JLC Online's Ted Cushman reports on a study that reports flood risk is far greater than indicated by the Federal Emergency Management Agency's flood maps.
More than 40 million Americans are at risk of flooding, with assets valued at $2.9 trillion exposed to flood loss—about triple the risk estimated by FEMA's official 100-year floodplain maps, according to a new study by experts at the University of Bristol in the United Kingdom (see: "Estimates of present and future flood risk in the conterminous United States," by Oliver Wing and colleagues). And that's just the risk from rainstorms and flooded streams, not including the risk of hurricane storm surge, study author Oliver Wing told JLC.
The Miami Herald reported on the study in March (see: "FEMA flood maps massively underestimate real risks, study finds. Florida’s a hot spot," by Jenny Staletovich). "With about $714 billion in property located in a 100-year floodplain, Florida is a national hotspot," the paper reported.

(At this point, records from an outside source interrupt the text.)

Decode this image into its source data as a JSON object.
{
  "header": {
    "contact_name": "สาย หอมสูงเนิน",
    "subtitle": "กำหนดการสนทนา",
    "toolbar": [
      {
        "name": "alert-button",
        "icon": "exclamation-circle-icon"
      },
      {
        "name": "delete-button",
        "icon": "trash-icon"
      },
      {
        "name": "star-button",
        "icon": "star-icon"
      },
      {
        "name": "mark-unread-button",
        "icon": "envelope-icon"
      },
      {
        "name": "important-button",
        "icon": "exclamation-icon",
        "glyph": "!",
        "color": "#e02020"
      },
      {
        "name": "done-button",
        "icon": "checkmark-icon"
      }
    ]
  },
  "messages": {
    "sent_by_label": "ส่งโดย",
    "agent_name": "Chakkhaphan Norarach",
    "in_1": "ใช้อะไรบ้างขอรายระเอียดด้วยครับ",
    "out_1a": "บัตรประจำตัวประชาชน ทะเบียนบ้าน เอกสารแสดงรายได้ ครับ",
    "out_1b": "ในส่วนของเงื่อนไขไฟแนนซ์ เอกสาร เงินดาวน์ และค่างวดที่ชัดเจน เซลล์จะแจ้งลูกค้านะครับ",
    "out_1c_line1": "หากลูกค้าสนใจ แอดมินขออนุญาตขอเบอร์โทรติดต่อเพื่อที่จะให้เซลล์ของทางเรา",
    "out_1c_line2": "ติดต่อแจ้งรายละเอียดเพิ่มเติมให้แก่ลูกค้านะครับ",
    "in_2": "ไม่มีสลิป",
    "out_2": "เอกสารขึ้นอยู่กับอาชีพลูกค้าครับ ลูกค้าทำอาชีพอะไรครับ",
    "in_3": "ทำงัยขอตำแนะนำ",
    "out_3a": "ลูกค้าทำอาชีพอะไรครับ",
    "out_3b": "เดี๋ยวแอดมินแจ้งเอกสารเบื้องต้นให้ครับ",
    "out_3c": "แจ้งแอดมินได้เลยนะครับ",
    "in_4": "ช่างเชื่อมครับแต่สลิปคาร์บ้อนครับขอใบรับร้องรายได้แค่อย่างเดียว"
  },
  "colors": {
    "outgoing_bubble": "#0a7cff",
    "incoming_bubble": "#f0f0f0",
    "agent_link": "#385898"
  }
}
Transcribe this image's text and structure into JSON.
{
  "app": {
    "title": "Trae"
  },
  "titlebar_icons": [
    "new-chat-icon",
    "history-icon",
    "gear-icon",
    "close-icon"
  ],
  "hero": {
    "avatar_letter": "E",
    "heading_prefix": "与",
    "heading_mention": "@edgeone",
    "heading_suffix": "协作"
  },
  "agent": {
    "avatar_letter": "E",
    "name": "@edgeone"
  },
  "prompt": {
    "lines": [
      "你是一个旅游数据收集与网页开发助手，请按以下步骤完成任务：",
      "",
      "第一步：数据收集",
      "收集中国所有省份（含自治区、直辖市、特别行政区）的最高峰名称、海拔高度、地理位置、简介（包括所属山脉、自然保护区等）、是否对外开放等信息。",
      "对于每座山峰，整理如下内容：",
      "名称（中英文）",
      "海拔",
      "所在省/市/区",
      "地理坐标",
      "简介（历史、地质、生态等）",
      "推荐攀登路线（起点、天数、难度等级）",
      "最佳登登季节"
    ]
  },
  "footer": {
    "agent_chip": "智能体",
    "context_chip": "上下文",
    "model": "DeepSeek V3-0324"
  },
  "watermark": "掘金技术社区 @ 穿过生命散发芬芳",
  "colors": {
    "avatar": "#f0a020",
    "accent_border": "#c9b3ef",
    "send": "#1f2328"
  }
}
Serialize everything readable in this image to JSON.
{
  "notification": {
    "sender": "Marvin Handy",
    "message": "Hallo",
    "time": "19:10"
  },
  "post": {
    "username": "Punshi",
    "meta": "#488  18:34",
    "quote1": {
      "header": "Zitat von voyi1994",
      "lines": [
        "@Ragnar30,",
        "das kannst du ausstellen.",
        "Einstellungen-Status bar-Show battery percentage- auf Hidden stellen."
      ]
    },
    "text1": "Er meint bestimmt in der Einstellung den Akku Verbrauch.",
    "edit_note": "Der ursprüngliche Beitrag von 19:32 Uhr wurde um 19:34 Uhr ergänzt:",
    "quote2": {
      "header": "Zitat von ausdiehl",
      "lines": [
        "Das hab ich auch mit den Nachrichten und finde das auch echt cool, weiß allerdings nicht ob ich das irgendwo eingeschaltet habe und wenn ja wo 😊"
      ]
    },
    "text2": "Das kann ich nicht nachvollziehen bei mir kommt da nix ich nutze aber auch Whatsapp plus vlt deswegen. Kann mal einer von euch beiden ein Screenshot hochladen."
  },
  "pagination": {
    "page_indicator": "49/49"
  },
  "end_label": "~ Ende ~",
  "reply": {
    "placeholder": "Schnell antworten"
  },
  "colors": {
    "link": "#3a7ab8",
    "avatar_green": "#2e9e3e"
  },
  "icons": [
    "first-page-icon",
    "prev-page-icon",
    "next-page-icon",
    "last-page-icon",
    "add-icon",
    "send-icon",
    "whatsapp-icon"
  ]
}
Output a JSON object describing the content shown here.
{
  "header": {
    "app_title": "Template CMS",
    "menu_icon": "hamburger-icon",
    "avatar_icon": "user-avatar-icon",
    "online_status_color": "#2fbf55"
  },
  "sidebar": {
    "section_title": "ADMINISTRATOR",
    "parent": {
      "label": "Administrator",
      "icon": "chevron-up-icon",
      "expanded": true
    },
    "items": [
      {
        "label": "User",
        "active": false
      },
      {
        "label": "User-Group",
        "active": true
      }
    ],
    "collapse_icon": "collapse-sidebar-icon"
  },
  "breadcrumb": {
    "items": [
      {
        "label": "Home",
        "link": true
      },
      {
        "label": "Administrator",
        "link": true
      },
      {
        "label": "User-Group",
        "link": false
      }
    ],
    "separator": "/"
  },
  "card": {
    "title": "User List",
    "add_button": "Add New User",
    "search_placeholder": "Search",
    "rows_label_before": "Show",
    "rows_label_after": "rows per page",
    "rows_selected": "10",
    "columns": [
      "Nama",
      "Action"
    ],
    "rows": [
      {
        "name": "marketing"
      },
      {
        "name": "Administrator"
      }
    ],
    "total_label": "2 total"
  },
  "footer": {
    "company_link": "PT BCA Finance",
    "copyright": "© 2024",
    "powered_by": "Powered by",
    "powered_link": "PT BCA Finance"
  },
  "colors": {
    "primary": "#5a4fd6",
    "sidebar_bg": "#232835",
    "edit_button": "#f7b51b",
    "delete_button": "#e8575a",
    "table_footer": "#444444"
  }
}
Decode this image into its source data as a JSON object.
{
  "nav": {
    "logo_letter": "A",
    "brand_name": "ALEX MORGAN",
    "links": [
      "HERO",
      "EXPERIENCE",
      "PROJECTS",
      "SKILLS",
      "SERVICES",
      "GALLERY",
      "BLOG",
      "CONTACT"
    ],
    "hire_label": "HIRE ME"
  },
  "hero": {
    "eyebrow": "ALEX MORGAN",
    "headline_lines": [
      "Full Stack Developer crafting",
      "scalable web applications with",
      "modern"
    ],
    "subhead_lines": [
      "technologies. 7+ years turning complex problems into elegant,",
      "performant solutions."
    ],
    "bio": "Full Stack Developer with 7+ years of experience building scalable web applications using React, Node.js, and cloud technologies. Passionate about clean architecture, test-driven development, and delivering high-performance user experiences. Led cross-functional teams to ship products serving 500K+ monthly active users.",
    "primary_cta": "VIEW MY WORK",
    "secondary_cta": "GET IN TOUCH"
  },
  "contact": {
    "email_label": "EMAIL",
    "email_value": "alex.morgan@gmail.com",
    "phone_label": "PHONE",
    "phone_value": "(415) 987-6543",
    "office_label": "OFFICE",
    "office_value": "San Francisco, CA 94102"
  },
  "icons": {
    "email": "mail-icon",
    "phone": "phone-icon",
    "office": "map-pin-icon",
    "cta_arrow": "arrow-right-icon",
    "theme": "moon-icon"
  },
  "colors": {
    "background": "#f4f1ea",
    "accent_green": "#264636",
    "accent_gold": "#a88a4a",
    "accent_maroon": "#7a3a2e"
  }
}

FEMA Deputy Public Affairs Director Eileen Lainez told the Herald that the agency is aware of the new models used in the Bristol study, but she said FEMA has to verify new modeling before the agency can integrate any results into its maps. “These maps are intended to inform flood insurance requirements and regulate development standards in high-risk areas—they are not intended to show absolute lines where flooding will and will not occur,” Lainez told the Herald. “Anywhere it can rain, it can flood.”